PublisherEuropa Editions
Date Published09 May 2013
Price£ 9.99


by Benjamin Tammuz (translated by Kim Parfitt and Mildred Budny)

An Israeli spy sees a woman on a bus as someone he has been waiting for to give his life meaning; he intervenes in her life with fateful results.


By chance, Alexander, an Israeli agent operating abroad, catches sight of a young woman who he feels he has been waiting for all his life. He starts a correspondence with her, without revealing much about himself except that he is besotted. She responds, but is deprived of direct contact and forms other relationships as well.

The agent maintains observation of both the girl, Thea, and the men in her life, and is ready to step in to protect her when he feels it necessary. In successive sections of the book we are acquainted with the background of these competitors, and of the agent himself, and come to understand the motivation of the individuals involved in the interaction as the story moves to its conclusion.

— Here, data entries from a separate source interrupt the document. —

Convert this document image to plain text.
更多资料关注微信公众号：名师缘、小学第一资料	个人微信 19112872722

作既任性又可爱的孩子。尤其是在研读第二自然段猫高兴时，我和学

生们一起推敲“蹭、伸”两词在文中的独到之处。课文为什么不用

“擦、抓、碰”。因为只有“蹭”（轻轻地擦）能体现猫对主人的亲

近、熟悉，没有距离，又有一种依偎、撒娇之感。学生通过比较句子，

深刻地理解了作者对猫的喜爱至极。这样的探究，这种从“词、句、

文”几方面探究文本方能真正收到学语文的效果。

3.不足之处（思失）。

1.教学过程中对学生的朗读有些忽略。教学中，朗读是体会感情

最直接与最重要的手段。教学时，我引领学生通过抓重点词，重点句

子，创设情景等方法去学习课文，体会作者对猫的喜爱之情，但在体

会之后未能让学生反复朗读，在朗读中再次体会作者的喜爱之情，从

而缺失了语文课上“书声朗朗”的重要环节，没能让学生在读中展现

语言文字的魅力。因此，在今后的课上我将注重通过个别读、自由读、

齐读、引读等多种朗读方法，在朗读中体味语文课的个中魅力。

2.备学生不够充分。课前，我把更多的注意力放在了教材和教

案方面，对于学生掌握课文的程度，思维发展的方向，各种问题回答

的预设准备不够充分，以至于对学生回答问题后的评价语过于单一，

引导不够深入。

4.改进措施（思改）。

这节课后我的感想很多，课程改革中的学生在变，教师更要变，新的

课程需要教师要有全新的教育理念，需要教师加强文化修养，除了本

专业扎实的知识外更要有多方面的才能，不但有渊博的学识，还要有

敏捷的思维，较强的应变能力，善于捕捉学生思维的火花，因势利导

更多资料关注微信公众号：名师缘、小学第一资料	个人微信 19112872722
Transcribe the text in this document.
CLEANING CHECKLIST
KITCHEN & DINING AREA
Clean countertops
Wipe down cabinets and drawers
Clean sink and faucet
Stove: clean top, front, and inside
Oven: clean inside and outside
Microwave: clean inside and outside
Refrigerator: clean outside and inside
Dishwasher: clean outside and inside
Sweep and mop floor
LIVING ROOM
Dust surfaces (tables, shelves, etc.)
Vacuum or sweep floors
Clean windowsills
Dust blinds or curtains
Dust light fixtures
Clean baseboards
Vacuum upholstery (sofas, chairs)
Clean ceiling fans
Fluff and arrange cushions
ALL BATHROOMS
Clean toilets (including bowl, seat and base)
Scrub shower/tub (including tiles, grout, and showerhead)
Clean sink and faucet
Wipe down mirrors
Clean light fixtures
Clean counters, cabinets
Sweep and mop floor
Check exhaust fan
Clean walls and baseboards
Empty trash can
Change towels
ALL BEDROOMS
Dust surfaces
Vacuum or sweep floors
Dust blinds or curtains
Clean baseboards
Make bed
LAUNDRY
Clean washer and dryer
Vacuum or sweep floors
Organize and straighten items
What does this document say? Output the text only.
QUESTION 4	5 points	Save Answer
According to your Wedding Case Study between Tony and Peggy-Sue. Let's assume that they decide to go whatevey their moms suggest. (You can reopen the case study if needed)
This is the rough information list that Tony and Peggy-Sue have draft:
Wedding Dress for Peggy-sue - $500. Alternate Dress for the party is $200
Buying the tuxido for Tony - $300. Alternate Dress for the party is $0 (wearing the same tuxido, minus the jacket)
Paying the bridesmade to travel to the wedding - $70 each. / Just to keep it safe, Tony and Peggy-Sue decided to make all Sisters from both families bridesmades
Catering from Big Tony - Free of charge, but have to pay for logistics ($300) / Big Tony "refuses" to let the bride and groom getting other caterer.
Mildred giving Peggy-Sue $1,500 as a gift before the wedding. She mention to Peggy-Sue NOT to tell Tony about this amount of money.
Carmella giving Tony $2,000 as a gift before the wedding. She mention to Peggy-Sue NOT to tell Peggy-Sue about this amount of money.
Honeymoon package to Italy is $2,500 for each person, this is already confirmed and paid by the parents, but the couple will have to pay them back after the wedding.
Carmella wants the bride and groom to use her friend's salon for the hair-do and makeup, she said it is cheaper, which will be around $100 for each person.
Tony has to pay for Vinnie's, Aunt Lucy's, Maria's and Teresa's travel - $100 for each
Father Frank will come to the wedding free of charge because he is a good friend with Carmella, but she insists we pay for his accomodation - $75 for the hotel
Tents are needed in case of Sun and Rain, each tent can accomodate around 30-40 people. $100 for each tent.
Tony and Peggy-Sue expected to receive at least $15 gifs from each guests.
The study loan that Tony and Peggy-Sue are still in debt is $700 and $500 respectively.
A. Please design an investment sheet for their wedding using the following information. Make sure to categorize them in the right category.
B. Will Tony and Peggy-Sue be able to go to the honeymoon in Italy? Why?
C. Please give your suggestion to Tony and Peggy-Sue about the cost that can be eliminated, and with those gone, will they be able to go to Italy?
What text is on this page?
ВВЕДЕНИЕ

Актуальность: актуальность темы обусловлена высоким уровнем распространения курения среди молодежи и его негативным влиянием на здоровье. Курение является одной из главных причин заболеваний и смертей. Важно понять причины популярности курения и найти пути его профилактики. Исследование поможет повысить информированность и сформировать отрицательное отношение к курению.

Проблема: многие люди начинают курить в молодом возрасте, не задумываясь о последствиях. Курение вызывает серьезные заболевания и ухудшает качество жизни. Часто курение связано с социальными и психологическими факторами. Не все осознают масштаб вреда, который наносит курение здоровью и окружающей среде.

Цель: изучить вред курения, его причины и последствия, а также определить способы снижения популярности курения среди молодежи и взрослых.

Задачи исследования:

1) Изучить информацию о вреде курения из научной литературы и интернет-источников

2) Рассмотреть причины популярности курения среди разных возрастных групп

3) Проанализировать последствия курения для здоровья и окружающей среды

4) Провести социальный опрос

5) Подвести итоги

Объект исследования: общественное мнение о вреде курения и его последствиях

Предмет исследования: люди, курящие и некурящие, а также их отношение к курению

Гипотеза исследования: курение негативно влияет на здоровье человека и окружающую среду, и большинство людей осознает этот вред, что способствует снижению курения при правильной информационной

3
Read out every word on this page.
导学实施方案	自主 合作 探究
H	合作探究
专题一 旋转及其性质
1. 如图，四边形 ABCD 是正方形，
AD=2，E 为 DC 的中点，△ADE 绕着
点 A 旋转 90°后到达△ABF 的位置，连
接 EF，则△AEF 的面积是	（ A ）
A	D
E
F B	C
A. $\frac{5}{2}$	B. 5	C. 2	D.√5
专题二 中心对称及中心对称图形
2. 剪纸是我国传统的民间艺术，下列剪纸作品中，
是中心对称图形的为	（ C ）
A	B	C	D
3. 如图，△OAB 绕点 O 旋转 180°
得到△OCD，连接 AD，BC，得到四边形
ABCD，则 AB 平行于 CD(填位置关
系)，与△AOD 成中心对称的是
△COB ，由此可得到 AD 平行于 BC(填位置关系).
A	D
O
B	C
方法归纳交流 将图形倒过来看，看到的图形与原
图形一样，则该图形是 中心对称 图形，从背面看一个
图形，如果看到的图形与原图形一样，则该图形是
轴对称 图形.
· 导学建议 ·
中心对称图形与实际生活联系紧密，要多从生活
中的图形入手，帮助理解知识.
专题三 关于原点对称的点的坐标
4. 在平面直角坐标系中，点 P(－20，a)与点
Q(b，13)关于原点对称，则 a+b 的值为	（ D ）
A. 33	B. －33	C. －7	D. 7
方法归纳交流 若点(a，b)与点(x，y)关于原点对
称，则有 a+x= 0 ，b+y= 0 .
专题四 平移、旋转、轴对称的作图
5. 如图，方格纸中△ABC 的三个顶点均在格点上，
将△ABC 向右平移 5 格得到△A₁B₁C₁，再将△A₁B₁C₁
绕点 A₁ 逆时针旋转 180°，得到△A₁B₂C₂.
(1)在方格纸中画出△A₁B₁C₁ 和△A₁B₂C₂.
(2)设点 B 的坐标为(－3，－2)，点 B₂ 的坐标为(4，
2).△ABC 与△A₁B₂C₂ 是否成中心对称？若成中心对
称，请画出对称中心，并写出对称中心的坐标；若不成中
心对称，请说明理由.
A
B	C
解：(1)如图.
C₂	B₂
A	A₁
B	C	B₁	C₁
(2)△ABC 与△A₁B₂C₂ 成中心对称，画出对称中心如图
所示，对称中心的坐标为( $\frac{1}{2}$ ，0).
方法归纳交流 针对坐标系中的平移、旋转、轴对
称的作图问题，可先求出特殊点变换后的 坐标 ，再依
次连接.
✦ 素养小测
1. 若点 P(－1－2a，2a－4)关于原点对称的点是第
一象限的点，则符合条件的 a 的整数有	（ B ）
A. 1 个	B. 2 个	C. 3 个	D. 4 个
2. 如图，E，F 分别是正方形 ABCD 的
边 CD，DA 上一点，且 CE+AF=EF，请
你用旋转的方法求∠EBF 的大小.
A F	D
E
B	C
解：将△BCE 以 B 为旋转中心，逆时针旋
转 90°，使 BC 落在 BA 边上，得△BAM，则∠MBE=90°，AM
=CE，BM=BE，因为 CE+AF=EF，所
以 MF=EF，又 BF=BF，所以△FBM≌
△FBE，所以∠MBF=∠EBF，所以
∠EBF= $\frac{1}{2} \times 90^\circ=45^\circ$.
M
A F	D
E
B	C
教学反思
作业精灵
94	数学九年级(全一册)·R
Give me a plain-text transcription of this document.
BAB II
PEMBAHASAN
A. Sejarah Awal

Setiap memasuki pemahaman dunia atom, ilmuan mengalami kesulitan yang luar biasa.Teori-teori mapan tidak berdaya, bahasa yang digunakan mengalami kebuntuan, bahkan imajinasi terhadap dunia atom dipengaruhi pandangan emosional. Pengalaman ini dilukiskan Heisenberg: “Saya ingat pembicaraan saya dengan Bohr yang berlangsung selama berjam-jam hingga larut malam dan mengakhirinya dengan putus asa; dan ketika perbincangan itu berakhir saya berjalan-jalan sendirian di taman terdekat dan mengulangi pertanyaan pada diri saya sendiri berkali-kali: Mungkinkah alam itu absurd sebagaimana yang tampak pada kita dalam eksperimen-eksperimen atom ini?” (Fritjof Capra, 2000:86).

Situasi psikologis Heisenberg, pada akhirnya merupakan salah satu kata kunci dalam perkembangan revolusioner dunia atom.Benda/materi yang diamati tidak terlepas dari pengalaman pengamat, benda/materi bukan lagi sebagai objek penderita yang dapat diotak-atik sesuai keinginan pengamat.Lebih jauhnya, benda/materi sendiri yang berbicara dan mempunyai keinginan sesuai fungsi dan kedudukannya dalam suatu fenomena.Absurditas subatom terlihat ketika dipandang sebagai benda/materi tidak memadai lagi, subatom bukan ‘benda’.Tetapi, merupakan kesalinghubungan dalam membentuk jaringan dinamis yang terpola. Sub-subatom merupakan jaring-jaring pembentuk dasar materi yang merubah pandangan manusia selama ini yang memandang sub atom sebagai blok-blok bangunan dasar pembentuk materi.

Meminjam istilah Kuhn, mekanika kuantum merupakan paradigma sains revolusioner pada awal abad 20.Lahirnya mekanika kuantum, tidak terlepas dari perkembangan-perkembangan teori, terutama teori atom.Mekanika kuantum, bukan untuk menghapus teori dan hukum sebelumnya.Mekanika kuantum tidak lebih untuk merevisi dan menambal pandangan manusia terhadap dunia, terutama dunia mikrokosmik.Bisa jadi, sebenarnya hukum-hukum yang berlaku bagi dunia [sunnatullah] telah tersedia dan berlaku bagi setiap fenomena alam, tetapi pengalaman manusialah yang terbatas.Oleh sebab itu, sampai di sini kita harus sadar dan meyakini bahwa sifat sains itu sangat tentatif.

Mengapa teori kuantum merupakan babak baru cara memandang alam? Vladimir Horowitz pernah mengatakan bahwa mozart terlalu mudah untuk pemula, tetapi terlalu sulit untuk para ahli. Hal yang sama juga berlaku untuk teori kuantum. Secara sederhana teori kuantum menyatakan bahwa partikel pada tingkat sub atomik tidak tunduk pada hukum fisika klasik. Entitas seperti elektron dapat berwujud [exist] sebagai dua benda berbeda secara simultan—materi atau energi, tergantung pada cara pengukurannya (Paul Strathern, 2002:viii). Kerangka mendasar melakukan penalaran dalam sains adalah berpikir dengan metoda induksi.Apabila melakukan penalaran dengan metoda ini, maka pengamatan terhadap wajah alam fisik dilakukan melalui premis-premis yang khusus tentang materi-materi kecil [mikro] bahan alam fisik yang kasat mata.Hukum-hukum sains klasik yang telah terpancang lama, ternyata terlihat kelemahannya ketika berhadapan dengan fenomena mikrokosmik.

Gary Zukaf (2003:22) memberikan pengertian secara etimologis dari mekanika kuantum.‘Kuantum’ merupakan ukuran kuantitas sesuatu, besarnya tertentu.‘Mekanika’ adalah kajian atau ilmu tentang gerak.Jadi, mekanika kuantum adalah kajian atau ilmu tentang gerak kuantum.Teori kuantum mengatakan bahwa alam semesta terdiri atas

Minotaur was written in 1979, and it may be that perceptions have changed in the intervening period. From today’s standpoint, however, the intervention of a man in his 40s in the life of a teenage girl looks less like a romantic compulsion so much as stalking. Twice-weekly letters over a period of years will inevitably turn a girl’s head not necessarily for her benefit, and Alexander’s preparedness to take extreme action should any of Thea’s boyfriends fail to meet his exacting standards is alarming. There may therefore be at least an initial inclination to find the book’s basic concept unhealthy as well as (frankly) unlikely.

The book moves on to safer ground, however, as in consecutive sections we are given the life histories of Thea’s two boyfriends, GR and Nikos Trianda, and that of Alexander himself. All are intelligent, well-educated and cosmopolitan, products of wealthy but dysfunctional families. Nikos and Alexander are both obvious targets for intelligence work, speaking multiple languages and having mixed parentage: either could pass for a range of nationalities. Alexander aside, however, the characters are not instrumental to the plot and ultimately of no real interest to the reader.

As the pivotal character of the book, Alexander’s story is course the most significant. His background is explained in detail and at the end his difficulty in forming close relationships is better understood. Why his contact with Thea should release something he has hitherto been unable to express is, however, still unclear.

The inclusion of Minotaur in Europa’s World Noir series certainly seems justified from the warped nature of the relationship between Thea and Alexander, and the sense of foreboding that hangs over the tale. The back cover includes an appreciative note from Graham Greene, which is interesting: the sense of a doomed relationship is a little reminiscent of Greene’s The End of the Affair. If the relationship between Alexander and Thea had been given greater substance, the book would perhaps have been a little more credible.